Steven Wandler, Boston University
Steven Wandler is a graduate student at Boston University. He is currently working on his dissertation, a study of the relationship between luck and narrative in twentieth-century American fiction.
Luck in Narrative, Luck as Narrative
This paper investigates the conference topic of "unseen influences" by exploring the relationship between luck, narrative, and narrative structures. While much has been argued and written about the influence and impact (and definition) of luck itself, little attention has been paid to precisely how our characterizations, definitions, and use of the concept of luck depend on the narrative context in which luck is represented. Thus, rather than focusing on the role of luck in particular narratives, my paper focuses on the role of narrative in particular instances of luck.

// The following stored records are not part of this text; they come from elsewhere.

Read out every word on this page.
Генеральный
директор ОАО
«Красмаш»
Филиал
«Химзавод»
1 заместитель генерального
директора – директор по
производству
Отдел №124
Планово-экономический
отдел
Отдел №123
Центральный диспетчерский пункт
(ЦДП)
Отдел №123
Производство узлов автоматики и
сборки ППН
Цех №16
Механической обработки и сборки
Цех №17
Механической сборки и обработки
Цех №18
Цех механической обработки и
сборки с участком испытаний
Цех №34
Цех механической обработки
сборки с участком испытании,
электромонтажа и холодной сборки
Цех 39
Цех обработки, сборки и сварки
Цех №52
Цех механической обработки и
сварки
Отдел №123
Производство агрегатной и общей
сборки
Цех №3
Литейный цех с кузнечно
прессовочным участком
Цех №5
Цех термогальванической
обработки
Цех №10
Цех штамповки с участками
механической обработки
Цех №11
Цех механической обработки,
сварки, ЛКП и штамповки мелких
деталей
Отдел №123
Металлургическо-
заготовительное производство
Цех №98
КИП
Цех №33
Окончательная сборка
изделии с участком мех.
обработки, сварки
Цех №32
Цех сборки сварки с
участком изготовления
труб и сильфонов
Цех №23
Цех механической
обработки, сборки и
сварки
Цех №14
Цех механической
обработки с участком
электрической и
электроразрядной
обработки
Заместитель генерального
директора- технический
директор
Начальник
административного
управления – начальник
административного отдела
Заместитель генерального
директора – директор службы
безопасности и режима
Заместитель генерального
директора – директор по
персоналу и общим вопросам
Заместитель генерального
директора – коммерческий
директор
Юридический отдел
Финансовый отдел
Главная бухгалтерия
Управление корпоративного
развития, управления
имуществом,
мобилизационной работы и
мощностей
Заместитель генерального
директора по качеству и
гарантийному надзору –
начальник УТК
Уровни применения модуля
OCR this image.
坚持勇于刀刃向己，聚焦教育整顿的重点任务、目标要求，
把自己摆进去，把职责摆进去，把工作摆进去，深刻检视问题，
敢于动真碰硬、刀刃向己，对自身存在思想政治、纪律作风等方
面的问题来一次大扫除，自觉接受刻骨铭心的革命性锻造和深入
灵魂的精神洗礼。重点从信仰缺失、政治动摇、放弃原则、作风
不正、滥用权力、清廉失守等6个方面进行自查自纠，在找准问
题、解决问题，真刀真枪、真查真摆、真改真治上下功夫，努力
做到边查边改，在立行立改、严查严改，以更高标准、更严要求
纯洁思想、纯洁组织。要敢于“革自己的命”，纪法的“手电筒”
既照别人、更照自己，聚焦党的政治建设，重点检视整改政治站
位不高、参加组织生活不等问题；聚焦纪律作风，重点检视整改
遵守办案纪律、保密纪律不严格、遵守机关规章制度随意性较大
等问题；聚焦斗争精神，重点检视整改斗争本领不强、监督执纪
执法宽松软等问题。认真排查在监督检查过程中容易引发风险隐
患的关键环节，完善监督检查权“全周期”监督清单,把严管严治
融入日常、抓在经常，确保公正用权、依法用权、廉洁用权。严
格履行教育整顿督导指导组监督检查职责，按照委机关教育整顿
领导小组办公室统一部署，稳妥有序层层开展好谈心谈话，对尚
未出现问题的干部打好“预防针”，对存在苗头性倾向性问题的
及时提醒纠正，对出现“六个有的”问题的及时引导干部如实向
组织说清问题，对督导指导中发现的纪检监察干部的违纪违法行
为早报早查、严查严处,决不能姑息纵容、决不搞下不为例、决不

The ultimate argument of my paper is that narrative structures (meaning not only the narratives of particular fictional or literary works, but also the more abstract narrative structures in and through which we represent our selves and our world) naturally work to reduce luck to the merely epistemic -- that is, to a notion of luck that is seen only in terms of how much or how little it "reveals" of what is in fact the case. I further argue that, by applying the ideas underlying the concept of "moral luck" as developed by Thomas Nagel and Bernard Williams, we can move beyond the limitations of this epistemic luck to a deeper understanding of how luck actually functions: ontologically.